No sé qué fue primero, si la dicha por el café, el registro de sus imborrables notas aromáticas o la dicha que me producía respirar en la casa cuando todos aún dormían, por la madrugada; estas preferencias vinieron a formar este señor sombrío que soy, el que escribe.
¿Cuántos años tengo con esta práctica? No lo sé, no lo recuerdo -para mí que desde siempre tengo el gusto por el café o la alegría que me produce respirar el silencioso aire de la madrugada.
En mi infancia, en Tehuantepec, ya tenía esta práctica; quizá fue la muerte de mi padre, quizá este gusto por la oscuridad en silencio me viene de aquel año que mi madre nos hizo encerrarnos a piedra y lodo por un año, sin salir de casa, en memoria de mo padre muerto.
El hecho es este: una indígena viuda, analfabeta, mi madre, me hizo este lector que soy.
La escritura comienza cuando se elige un espacio, la esquina de la lectura con un aire, una temperatura singular.
Leer te contagia el escribir, al inicio una escribe por imitación.

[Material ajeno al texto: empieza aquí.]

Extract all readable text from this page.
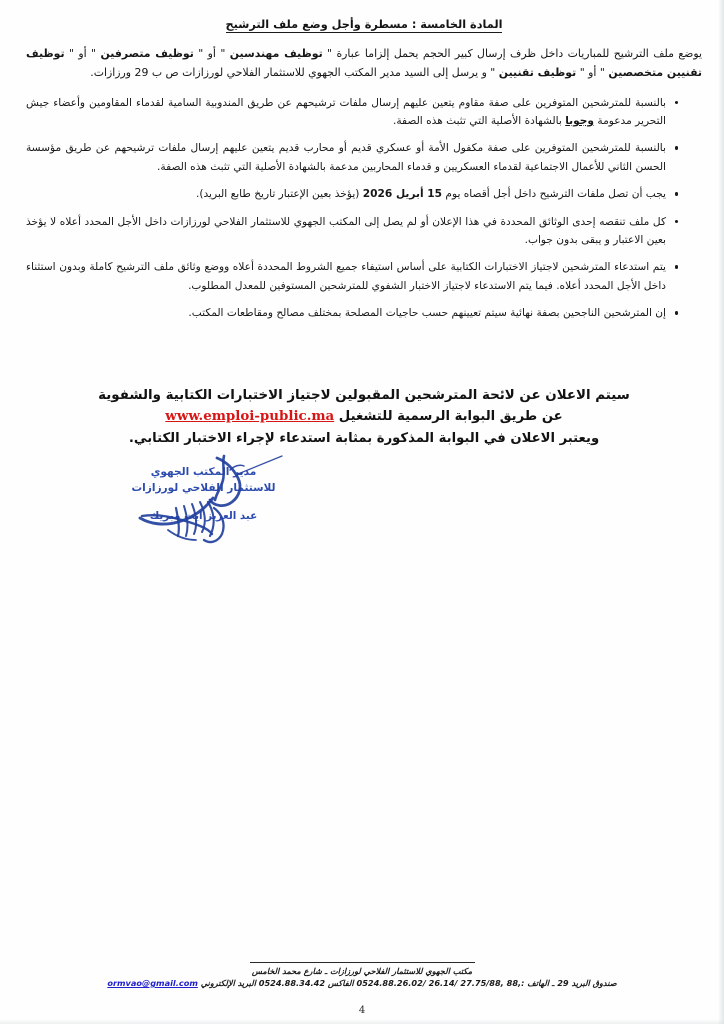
المادة الخامسة : مسطرة وأجل وضع ملف الترشيح

يوضع ملف الترشيح للمباريات داخل ظرف إرسال كبير الحجم يحمل إلزاما عبارة " توظيف مهندسين " أو " توظيف متصرفين " أو " توظيف تقنيين متخصصين " أو " توظيف تقنيين " و يرسل إلى السيد مدير المكتب الجهوي للاستثمار الفلاحي لورزازات ص ب 29 ورزازات.

بالنسبة للمترشحين المتوفرين على صفة مقاوم يتعين عليهم إرسال ملفات ترشيحهم عن طريق المندوبية السامية لقدماء المقاومين وأعضاء جيش التحرير مدعومة وجوبا بالشهادة الأصلية التي تثبث هذه الصفة.
بالنسبة للمترشحين المتوفرين على صفة مكفول الأمة أو عسكري قديم أو محارب قديم يتعين عليهم إرسال ملفات ترشيحهم عن طريق مؤسسة الحسن الثاني للأعمال الاجتماعية لقدماء العسكريين و قدماء المحاربين مدعمة بالشهادة الأصلية التي تثبث هذه الصفة.
يجب أن تصل ملفات الترشيح داخل أجل أقصاه يوم 15 أبريل 2026 (يؤخذ بعين الإعتبار تاريخ طابع البريد).
كل ملف تنقصه إحدى الوثائق المحددة في هذا الإعلان أو لم يصل إلى المكتب الجهوي للاستثمار الفلاحي لورزازات داخل الأجل المحدد أعلاه لا يؤخذ بعين الاعتبار و يبقى بدون جواب.
يتم استدعاء المترشحين لاجتياز الاختبارات الكتابية على أساس استيفاء جميع الشروط المحددة أعلاه ووضع وثائق ملف الترشيح كاملة وبدون استثناء داخل الأجل المحدد أعلاه. فيما يتم الاستدعاء لاجتياز الاختبار الشفوي للمترشحين المستوفين للمعدل المطلوب.
إن المترشحين الناجحين بصفة نهائية سيتم تعيينهم حسب حاجيات المصلحة بمختلف مصالح ومقاطعات المكتب.
سيتم الاعلان عن لائحة المترشحين المقبولين لاجتياز الاختبارات الكتابية والشفوية
عن طريق البوابة الرسمية للتشغيل www.emploi-public.ma
ويعتبر الاعلان في البوابة المذكورة بمثابة استدعاء لإجراء الاختبار الكتابي.
مدير المكتب الجهوي
للاستثمار الفلاحي لورزازات
عبد العزيز ايت مبريك
مكتب الجهوي للاستثمار الفلاحي لورزازات ـ شارع محمد الخامس
صندوق البريد 29 ـ الهاتف :0524.88.26.02/ 26.14/ 27.75/88, 88, الفاكس 0524.88.34.42 البريد الإلكتروني ormvao@gmail.com
4
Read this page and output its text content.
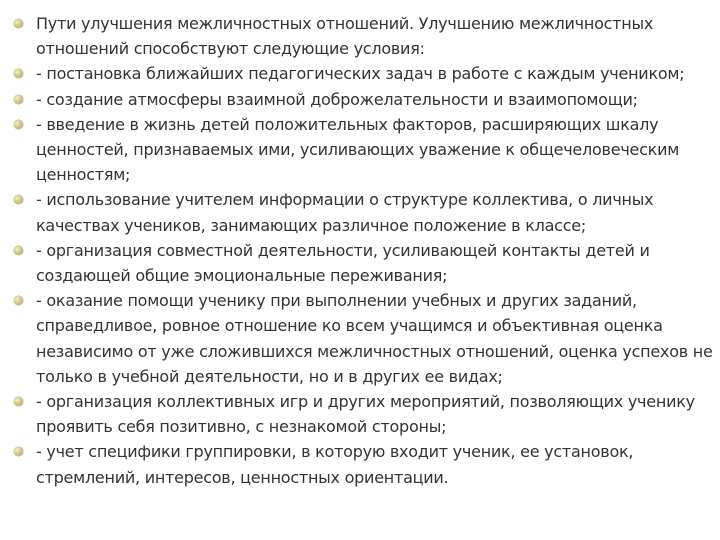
Пути улучшения межличностных отношений. Улучшению межличностных отношений способствуют следующие условия:
- постановка ближайших педагогических задач в работе с каждым учеником;
- создание атмосферы взаимной доброжелательности и взаимопомощи;
- введение в жизнь детей положительных факторов, расширяющих шкалу ценностей, признаваемых ими, усиливающих уважение к общечеловеческим ценностям;
- использование учителем информации о структуре коллектива, о личных качествах учеников, занимающих различное положение в классе;
- организация совместной деятельности, усиливающей контакты детей и создающей общие эмоциональные переживания;
- оказание помощи ученику при выполнении учебных и других заданий, справедливое, ровное отношение ко всем учащимся и объективная оценка независимо от уже сложившихся межличностных отношений, оценка успехов не только в учебной деятельности, но и в других ее видах;
- организация коллективных игр и других мероприятий, позволяющих ученику проявить себя позитивно, с незнакомой стороны;
- учет специфики группировки, в которую входит ученик, ее установок, стремлений, интересов, ценностных ориентации.
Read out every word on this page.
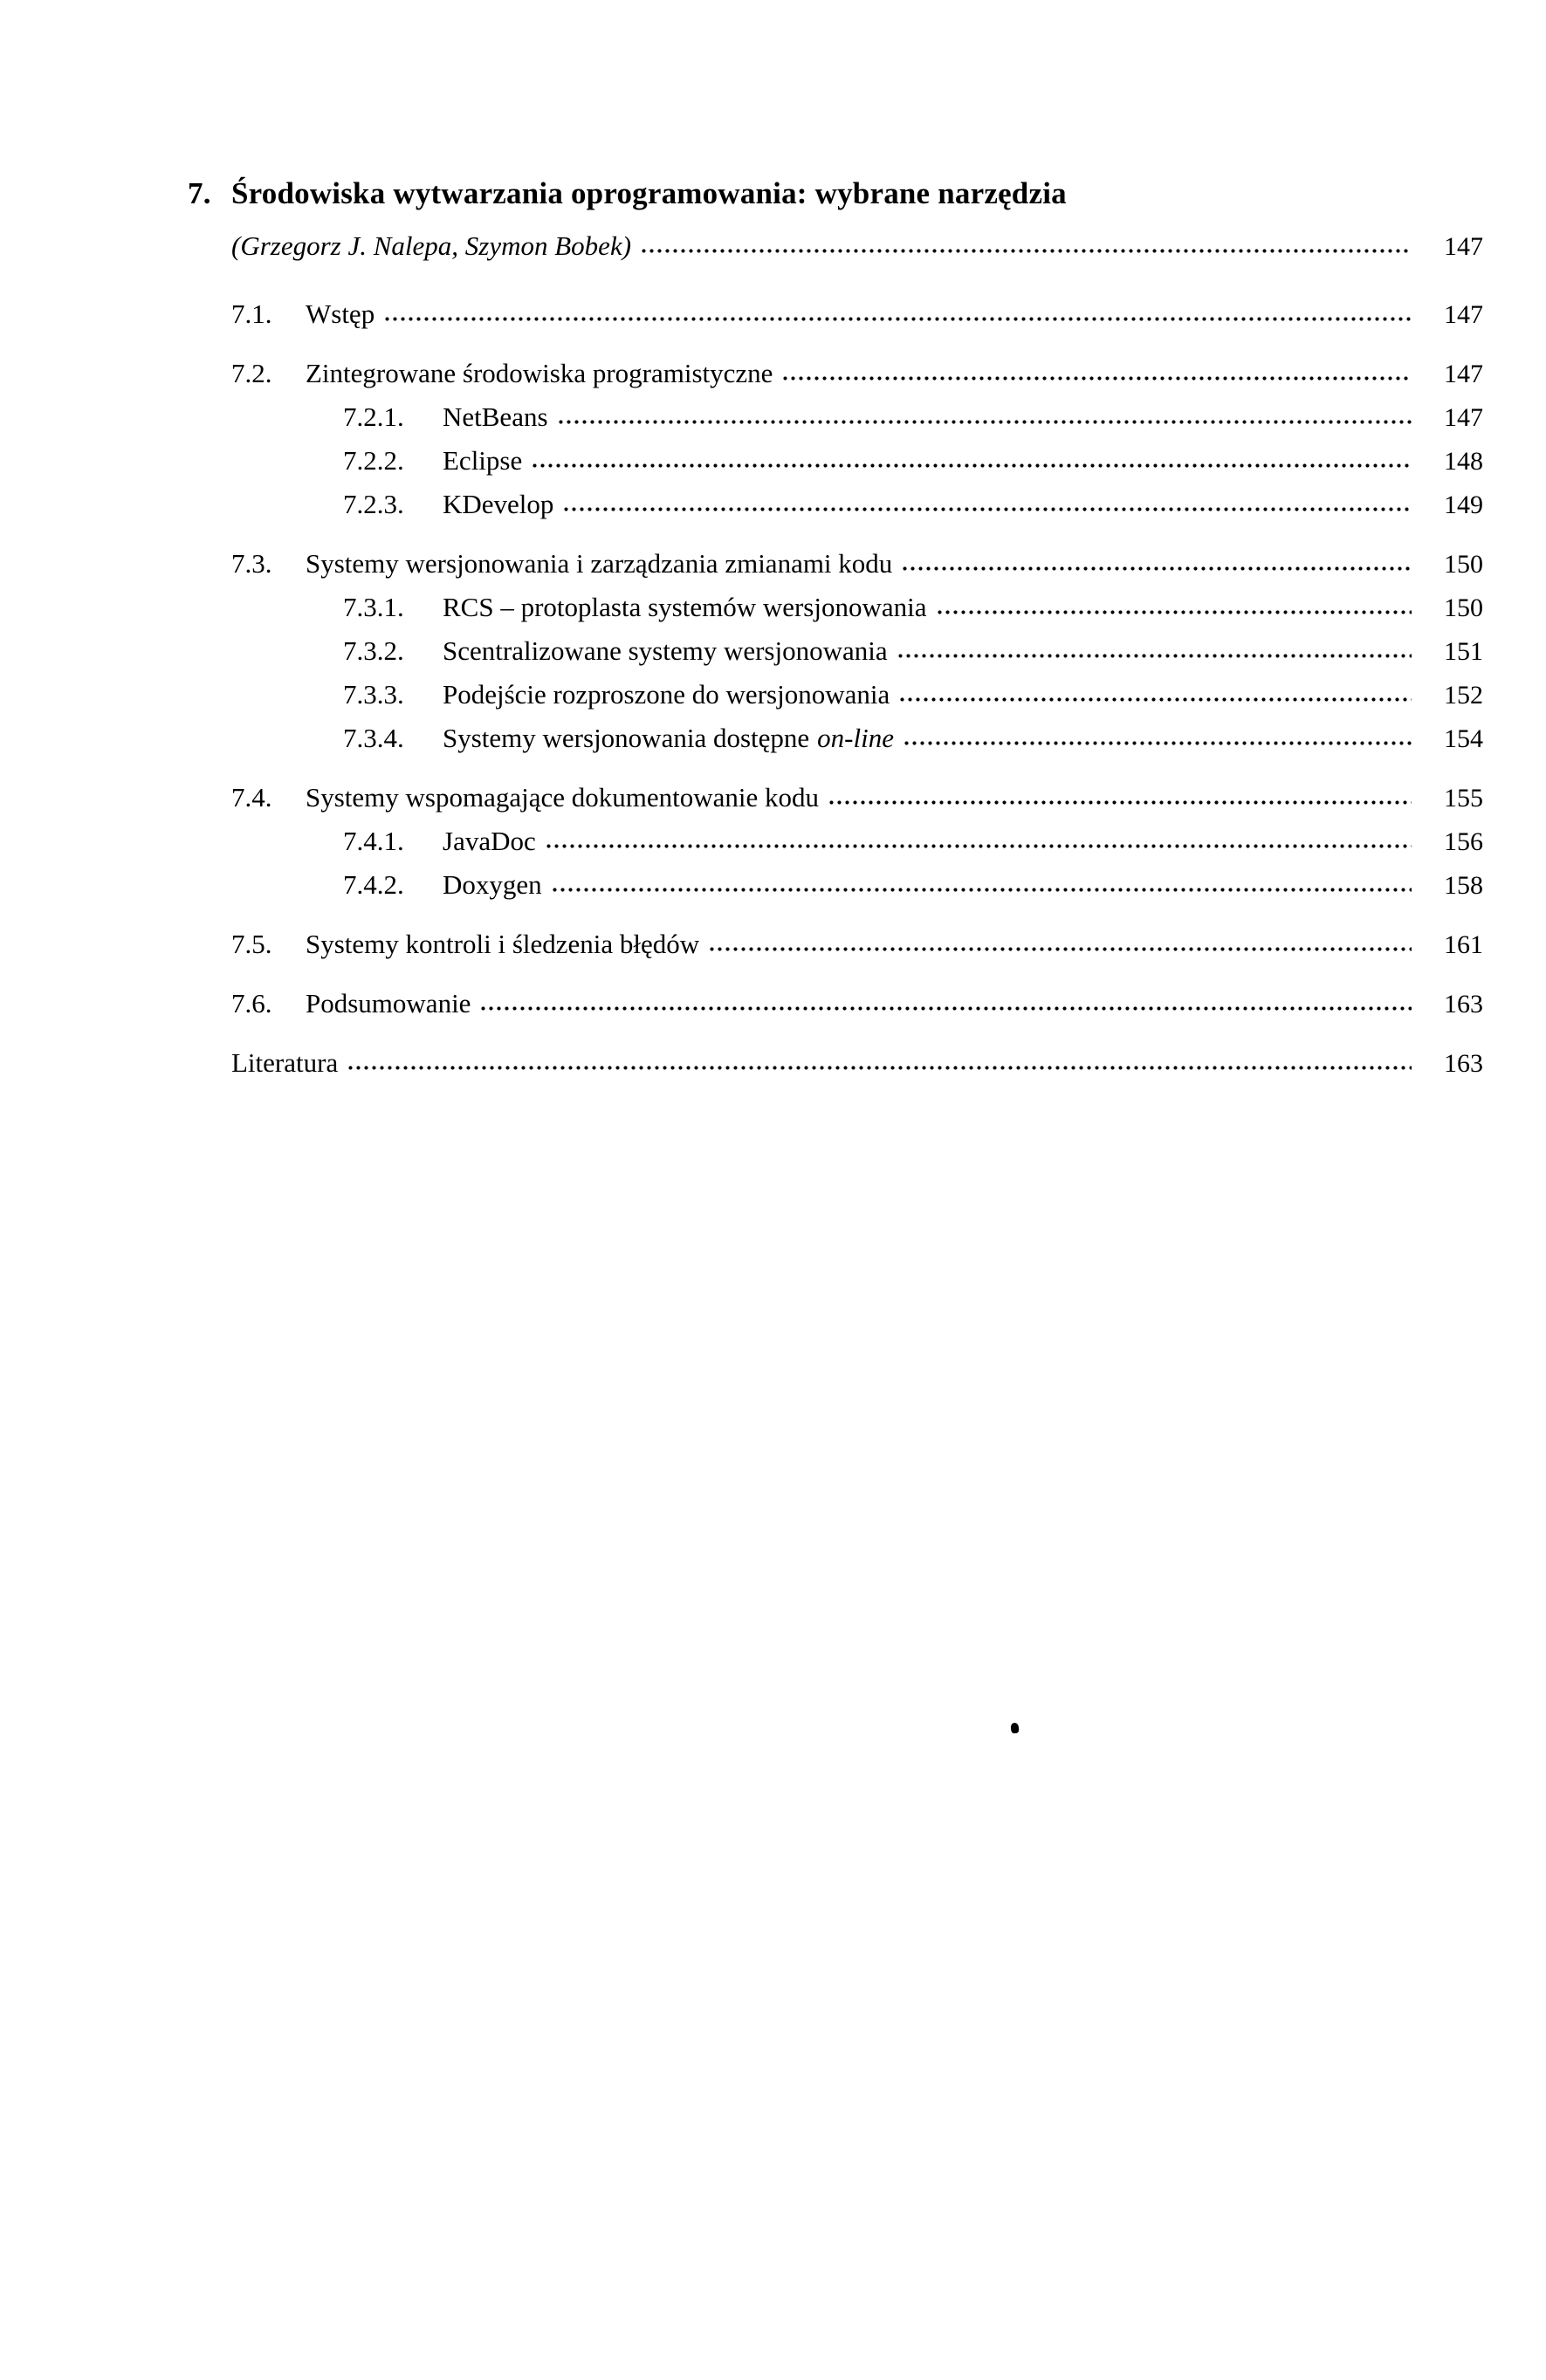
7. Środowiska wytwarzania oprogramowania: wybrane narzędzia
(Grzegorz J. Nalepa, Szymon Bobek)	147
7.1.	Wstęp	147
7.2.	Zintegrowane środowiska programistyczne	147
7.2.1.	NetBeans	147
7.2.2.	Eclipse	148
7.2.3.	KDevelop	149
7.3.	Systemy wersjonowania i zarządzania zmianami kodu	150
7.3.1.	RCS – protoplasta systemów wersjonowania	150
7.3.2.	Scentralizowane systemy wersjonowania	151
7.3.3.	Podejście rozproszone do wersjonowania	152
7.3.4.	Systemy wersjonowania dostępne on-line	154
7.4.	Systemy wspomagające dokumentowanie kodu	155
7.4.1.	JavaDoc	156
7.4.2.	Doxygen	158
7.5.	Systemy kontroli i śledzenia błędów	161
7.6.	Podsumowanie	163
Literatura	163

__Tanto tiempo corrí para llegar acá.
__Pero ¿dónde estabas?
__Acá mismo, no he salido de esta habitación.
Desde la carretera que baja a Tehuantepec nadie mira hacia Totolapam; están las curvas, el descenso, el calor, el retén militar en medio de la nada.
La carretera se arrastra entre barrancos como serpiente oscura.
Desde la carretera se puede mirar el pueblo, el río inútil; la playa de arena gruesa.
Entre calores, la transpiración, emerge el sitio que nos negamos a mencionar. ¿Qué historias se contarán entre los muros y el camino? Desciendo a la tierra caliente, en la carretera nunca encuentro el punto exacto para entrar al callejón.
El tamarindo echa hojas diminutas contra estrechos peldaños pavimentados. ¿Alguien puede recordar el color de las hojas secas del tamarindo?
Son como lumbre vieja -de un rojo blanquecido.
En estado de alerta, espero la desgracia; junto al muro el medidor de agua potable presenta fuga.
Corre la gota de agua; nadie repara el desperfecto.
Puedo ver la mancha húmeda sobre el muro. Escucho el ruido seco de la gota que cae en el piso. La presencia obstinada del agua refresca jala el aire que baja, caliente, de la carretera. Recargada contra el muro de ladrillos encuentro a la banca de metal.
Pintada de verde.
Como si supiera de mi cansancio, siempre sola y siempre limpia, permanece en espera del necesitado.
Parece que me aguarda.
Quien la puso ahí supo del camino y el sol, las infinitas curvas, la desgracia; el delirio sobre el aire que arde como en el Quinto Infierno; deseo un día volver a ocupar esa banca.